What’s less clear is Roc Nation’s role in matters of racial equity and workplace culture. Dasha Smith, the NFL’s chief people officer, said Jay-Z and Perez “have challenged us to think differently than we have in the past and, frankly, have spent a lot of time educating us on how we should be thinking about being as inclusive as possible.” As part of the companies’ pact, Roc Nation asked Goodell to spend $100 million on various social causes over 10 years; Smith said she expects that the league will reach that goal sooner than that.

Yet the Flores lawsuit draws attention to problems inside the NFL itself. Asked how she reacted to the news, Perez said, “I’m the CEO of a company that has a sports agency component to it, so I’d heard the whole situation. I wasn’t surprised. The number of teams and the number of Black and brown coaches — that’s math. That’s not a point of view. But now it’s out, so let’s talk about it.

“I know some owners; I don’t know every owner in the league. But just like the world, there’s a little bit of everything. There’s people that stand for things that I don’t believe in. So I wouldn’t be shocked, out of 32 owners, that potentially there is a team ownership that doesn’t want a Black coach.”

Perez, who last year had a decades-old narcotics conviction pardoned by then-President Trump, said she understands the idea that a Roc Nation halftime show, as seen against the backdrop of those coaching stats, might represent “mixed messaging.”

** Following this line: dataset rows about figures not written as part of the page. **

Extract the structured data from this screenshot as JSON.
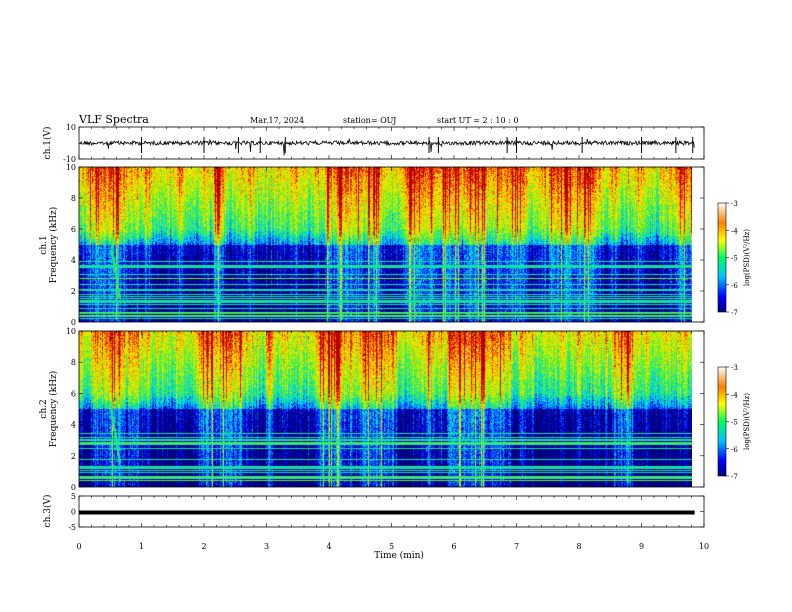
{
  "header": {
    "title": "VLF Spectra",
    "date": "Mar.17, 2024",
    "station": "station= OUJ",
    "start": "start  UT =   2 : 10 : 0"
  },
  "chart_data": [
    {
      "type": "line",
      "panel": "waveform-ch1",
      "ylabel": "ch.1(V)",
      "ylim": [
        -10,
        10
      ],
      "yticks": [
        "10",
        "-10"
      ],
      "xlim": [
        0,
        10
      ],
      "color": "#000000"
    },
    {
      "type": "heatmap",
      "panel": "spectrogram-ch1",
      "ylabel": "ch.1\nFrequency (kHz)",
      "ylabel_line1": "ch.1",
      "ylabel_line2": "Frequency (kHz)",
      "ylim": [
        0,
        10
      ],
      "yticks": [
        "0",
        "2",
        "4",
        "6",
        "8",
        "10"
      ],
      "xlim": [
        0,
        9.8
      ],
      "colorbar": {
        "label": "log(PSD)(V²/Hz)",
        "range": [
          -7,
          -3
        ],
        "ticks": [
          "-3",
          "-4",
          "-5",
          "-6",
          "-7"
        ]
      }
    },
    {
      "type": "heatmap",
      "panel": "spectrogram-ch2",
      "ylabel_line1": "ch.2",
      "ylabel_line2": "Frequency (kHz)",
      "ylim": [
        0,
        10
      ],
      "yticks": [
        "0",
        "2",
        "4",
        "6",
        "8",
        "10"
      ],
      "xlim": [
        0,
        9.8
      ],
      "colorbar": {
        "label": "log(PSD)(V²/Hz)",
        "range": [
          -7,
          -3
        ],
        "ticks": [
          "-3",
          "-4",
          "-5",
          "-6",
          "-7"
        ]
      }
    },
    {
      "type": "line",
      "panel": "waveform-ch3",
      "ylabel": "ch.3(V)",
      "ylim": [
        -5,
        5
      ],
      "yticks": [
        "5",
        "0",
        "-5"
      ],
      "xlim": [
        0,
        10
      ],
      "y": 0,
      "color": "#000000"
    }
  ],
  "xaxis": {
    "label": "Time (min)",
    "range": [
      0,
      10
    ],
    "ticks": [
      "0",
      "1",
      "2",
      "3",
      "4",
      "5",
      "6",
      "7",
      "8",
      "9",
      "10"
    ]
  }
}
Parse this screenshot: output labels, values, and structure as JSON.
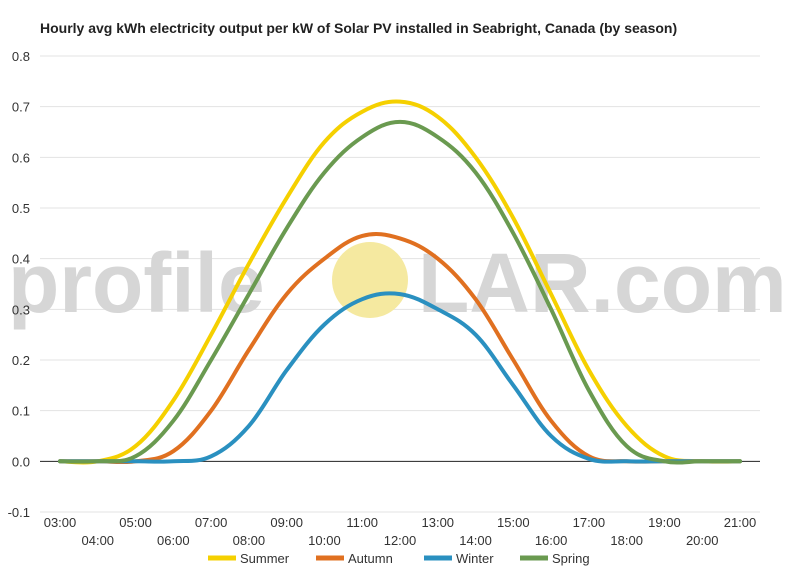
{
  "chart_data": {
    "type": "line",
    "title": "Hourly avg kWh electricity output per kW of Solar PV installed in Seabright, Canada (by season)",
    "xlabel": "",
    "ylabel": "",
    "ylim": [
      -0.1,
      0.8
    ],
    "yticks": [
      "-0.1",
      "0.0",
      "0.1",
      "0.2",
      "0.3",
      "0.4",
      "0.5",
      "0.6",
      "0.7",
      "0.8"
    ],
    "x": [
      "03:00",
      "04:00",
      "05:00",
      "06:00",
      "07:00",
      "08:00",
      "09:00",
      "10:00",
      "11:00",
      "12:00",
      "13:00",
      "14:00",
      "15:00",
      "16:00",
      "17:00",
      "18:00",
      "19:00",
      "20:00",
      "21:00"
    ],
    "grid": true,
    "legend": "bottom",
    "series": [
      {
        "name": "Summer",
        "color": "#f5d000",
        "values": [
          0.0,
          0.0,
          0.03,
          0.12,
          0.25,
          0.39,
          0.52,
          0.63,
          0.69,
          0.71,
          0.68,
          0.6,
          0.48,
          0.33,
          0.18,
          0.07,
          0.01,
          0.0,
          0.0
        ]
      },
      {
        "name": "Autumn",
        "color": "#e07020",
        "values": [
          0.0,
          0.0,
          0.0,
          0.02,
          0.1,
          0.22,
          0.33,
          0.4,
          0.445,
          0.44,
          0.4,
          0.32,
          0.2,
          0.08,
          0.01,
          0.0,
          0.0,
          0.0,
          0.0
        ]
      },
      {
        "name": "Winter",
        "color": "#2a90c0",
        "values": [
          0.0,
          0.0,
          0.0,
          0.0,
          0.01,
          0.07,
          0.18,
          0.27,
          0.32,
          0.33,
          0.3,
          0.25,
          0.15,
          0.05,
          0.005,
          0.0,
          0.0,
          0.0,
          0.0
        ]
      },
      {
        "name": "Spring",
        "color": "#6a9a50",
        "values": [
          0.0,
          0.0,
          0.01,
          0.08,
          0.2,
          0.33,
          0.46,
          0.57,
          0.64,
          0.67,
          0.64,
          0.57,
          0.45,
          0.3,
          0.14,
          0.03,
          0.0,
          0.0,
          0.0
        ]
      }
    ]
  },
  "watermark": {
    "left": "profile",
    "right": "LAR.com",
    "sun_color": "#f5e9a0"
  }
}
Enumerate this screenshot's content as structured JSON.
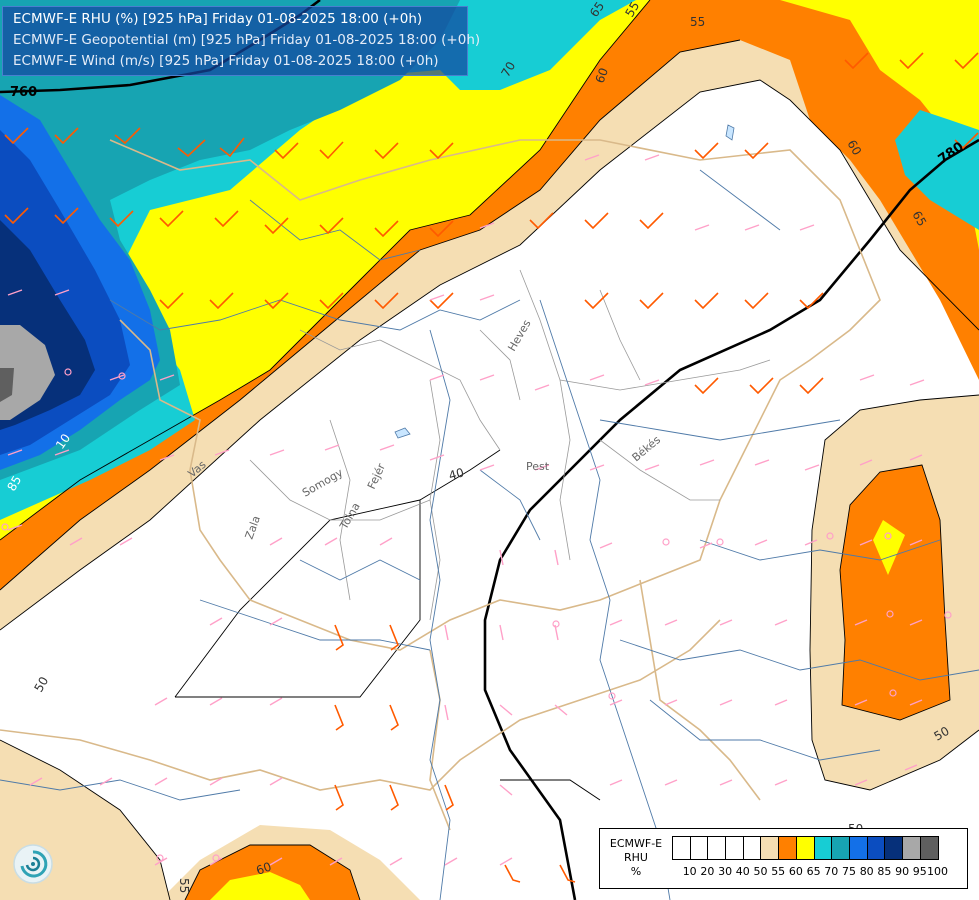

“Maybe some people wish we would say, ‘We’re not gonna have anything to do with halftime unless you hire 10 Black coaches,’” she said. “But I don’t know that that’s realistic.” More effective, in her view, is “keeping that chair in the room. I want to keep that position that I have to make that phone call. If tomorrow I find out something crazy, then I can pick up the phone and say, ‘Excuse me, Roger, what is going on? Is that really your policy?’”

Justin Tinsley, who writes about sports and culture for ESPN’s the Undefeated, said three years may be too soon to judge Roc Nation’s effect on a cartel-like organization that rakes in more than $10 billion a year.

“If it leads to some momentous change 10 years down the road, we can say, ‘Hey, Jay-Z helped spearhead that,’” Tinsley said. “But if the next three, four, five years yield the same uncertainty as the first three, I do wonder how he’ll look back at his decision.”

That timeline seems to suit Perez. “We’ll take the harder, longer, rockier path, because this isn’t about walking away,” she said. “This isn’t about putting our heads down and saying we give up. This is about us speaking up and fighting back.”